27 Junho 2024
"A ideia do Vaticano é salvaguardar o Estado libanês multiconfessional, como sujeito que também deve expressar a sua opinião sobre a guerra, negociando com o Hezbollah uma solução interna que tenha em conta os problemas e prioridades de todos. Porque muito poucos, hoje, no Líbano, com o país em falência, colocam a guerra como prioridade".
O artigo é de Riccardo Cristiano, jornalista italiano, publicado por Settimana News, 27-06-2024.
A longa missão libanesa do Secretário de Estado do Vaticano, Cardeal Pietro Parolin, continua até quinta-feira, 27 de junho. Os receios de uma guerra total entre o Hezbollah e Israel realçam a centralidade de Beirute neste momento, para quem queira evitar um desenvolvimento catastrófico do conflito.
E foi aí mesmo, em Beirute, que o Secretário de Estado do Vaticano decidiu parar durante quatro dias. Colocando no centro da sua iniciativa diplomática o desbloqueio da paralisia institucional do Líbano, que desde outubro de 2022 espera em vão pelo seu novo Presidente da República: por prática consolidada um cristão maronita. Só um Presidente poderia devolver o país a um governo na plenitude dos seus poderes. Enquanto o atual só pode tratar da atualidade, ou seja, não tem poderes. O governador do banco central libanês é – também – um simples regente interino.

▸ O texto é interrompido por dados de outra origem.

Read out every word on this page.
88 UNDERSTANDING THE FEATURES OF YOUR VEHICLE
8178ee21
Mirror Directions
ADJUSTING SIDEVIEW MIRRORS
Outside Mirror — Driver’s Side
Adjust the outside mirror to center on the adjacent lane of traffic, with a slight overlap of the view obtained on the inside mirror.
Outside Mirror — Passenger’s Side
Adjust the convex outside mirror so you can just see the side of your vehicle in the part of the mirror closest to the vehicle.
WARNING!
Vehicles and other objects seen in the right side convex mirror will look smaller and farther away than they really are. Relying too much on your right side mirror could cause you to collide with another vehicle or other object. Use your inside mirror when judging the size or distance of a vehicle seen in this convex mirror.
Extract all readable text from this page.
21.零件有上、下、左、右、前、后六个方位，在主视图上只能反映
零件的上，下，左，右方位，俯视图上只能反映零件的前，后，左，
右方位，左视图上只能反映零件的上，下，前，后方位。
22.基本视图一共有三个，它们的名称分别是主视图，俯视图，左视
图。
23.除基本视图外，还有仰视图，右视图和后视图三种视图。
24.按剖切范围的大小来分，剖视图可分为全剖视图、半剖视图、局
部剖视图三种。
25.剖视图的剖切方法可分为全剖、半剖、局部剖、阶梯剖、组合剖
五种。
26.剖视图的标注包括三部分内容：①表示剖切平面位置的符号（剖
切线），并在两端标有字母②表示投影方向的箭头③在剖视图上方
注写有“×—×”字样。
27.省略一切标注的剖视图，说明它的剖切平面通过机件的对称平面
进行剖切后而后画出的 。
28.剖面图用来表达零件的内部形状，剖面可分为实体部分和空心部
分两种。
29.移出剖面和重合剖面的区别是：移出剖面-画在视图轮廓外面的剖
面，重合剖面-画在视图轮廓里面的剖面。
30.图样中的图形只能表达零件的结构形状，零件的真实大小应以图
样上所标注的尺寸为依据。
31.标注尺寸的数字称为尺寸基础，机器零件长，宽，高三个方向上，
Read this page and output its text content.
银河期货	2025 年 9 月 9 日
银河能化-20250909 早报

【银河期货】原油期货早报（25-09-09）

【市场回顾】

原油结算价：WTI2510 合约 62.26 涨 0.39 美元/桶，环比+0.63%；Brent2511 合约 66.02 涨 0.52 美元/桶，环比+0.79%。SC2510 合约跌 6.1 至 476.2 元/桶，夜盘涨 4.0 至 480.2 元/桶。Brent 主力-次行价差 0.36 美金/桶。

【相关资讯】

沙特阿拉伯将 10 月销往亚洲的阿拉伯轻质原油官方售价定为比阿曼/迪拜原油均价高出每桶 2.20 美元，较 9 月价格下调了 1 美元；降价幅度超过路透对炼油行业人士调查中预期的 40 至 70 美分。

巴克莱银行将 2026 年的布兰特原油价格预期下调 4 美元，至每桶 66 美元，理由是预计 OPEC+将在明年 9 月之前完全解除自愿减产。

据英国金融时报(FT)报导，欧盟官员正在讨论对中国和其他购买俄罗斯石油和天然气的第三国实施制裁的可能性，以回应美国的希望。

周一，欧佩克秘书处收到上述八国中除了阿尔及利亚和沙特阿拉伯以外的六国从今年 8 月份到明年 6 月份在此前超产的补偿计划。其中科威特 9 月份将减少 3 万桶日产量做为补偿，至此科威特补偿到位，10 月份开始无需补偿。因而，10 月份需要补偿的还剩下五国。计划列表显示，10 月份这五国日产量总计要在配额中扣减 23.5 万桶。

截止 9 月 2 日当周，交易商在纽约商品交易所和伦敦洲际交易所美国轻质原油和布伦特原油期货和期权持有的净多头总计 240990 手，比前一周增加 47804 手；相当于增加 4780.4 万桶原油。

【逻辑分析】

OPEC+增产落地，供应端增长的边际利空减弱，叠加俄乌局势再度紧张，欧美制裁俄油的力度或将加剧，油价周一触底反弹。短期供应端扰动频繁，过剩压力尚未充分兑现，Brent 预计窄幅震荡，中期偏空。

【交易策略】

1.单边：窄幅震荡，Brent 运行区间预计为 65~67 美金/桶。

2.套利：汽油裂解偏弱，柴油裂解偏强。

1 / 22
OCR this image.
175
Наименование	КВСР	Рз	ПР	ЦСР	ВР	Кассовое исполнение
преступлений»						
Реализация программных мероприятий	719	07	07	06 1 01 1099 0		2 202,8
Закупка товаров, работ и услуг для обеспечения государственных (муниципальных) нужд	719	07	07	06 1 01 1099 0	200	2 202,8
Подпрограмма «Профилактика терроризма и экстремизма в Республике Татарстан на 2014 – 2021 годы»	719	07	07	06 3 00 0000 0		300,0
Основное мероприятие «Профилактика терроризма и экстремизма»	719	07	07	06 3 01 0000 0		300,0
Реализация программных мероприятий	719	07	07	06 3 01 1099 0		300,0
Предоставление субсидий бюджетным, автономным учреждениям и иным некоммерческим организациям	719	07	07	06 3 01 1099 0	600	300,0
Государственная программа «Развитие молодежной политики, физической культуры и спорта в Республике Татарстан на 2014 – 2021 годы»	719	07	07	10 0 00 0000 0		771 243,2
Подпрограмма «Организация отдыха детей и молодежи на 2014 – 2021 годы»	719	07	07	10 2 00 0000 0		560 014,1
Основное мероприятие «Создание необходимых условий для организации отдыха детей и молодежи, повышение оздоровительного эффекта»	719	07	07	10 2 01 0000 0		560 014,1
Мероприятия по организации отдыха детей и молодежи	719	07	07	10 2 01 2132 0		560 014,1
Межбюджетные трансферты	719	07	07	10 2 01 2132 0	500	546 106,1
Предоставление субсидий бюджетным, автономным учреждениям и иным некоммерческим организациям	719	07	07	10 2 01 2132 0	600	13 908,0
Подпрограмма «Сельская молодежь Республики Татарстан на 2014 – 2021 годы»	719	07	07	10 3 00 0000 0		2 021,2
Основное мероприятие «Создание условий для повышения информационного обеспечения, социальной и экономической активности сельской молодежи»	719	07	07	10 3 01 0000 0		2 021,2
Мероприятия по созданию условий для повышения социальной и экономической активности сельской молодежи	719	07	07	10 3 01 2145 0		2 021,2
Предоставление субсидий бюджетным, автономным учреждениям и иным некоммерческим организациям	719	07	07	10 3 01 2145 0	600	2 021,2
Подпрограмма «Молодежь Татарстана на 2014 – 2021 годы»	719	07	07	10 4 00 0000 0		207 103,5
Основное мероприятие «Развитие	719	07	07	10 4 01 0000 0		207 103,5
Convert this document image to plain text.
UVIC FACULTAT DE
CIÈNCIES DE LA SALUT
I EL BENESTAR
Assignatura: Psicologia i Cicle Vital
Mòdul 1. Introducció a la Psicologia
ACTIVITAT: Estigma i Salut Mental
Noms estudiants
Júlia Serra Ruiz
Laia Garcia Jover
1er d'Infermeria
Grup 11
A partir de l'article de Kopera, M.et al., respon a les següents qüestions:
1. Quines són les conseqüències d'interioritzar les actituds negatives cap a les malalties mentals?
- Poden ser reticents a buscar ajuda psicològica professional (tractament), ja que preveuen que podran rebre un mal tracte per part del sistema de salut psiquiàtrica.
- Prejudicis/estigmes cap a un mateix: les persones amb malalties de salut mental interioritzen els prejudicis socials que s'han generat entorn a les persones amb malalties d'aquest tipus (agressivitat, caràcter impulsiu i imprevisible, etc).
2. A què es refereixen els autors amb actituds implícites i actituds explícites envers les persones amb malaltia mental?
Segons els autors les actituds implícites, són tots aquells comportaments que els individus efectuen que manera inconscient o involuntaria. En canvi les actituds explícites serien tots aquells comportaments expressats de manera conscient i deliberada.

Os maliciosos interpretam o desejo do Vaticano de favorecer a nomeação de um presidente como uma abertura a qualquer presidente: o importante seria manter um Chefe de Estado árabe, com amplos poderes e de fé cristã. É uma tese plausível, mas na minha opinião infundada. Apoiá-lo significa argumentar que o Vaticano aceitaria a presidência de Sleiman Frangieh, membro de um partido cristão personalizado – conhecido como amigo directo de Bashar al-Assad – um candidato até agora considerado indispensável pelo Hezbollah.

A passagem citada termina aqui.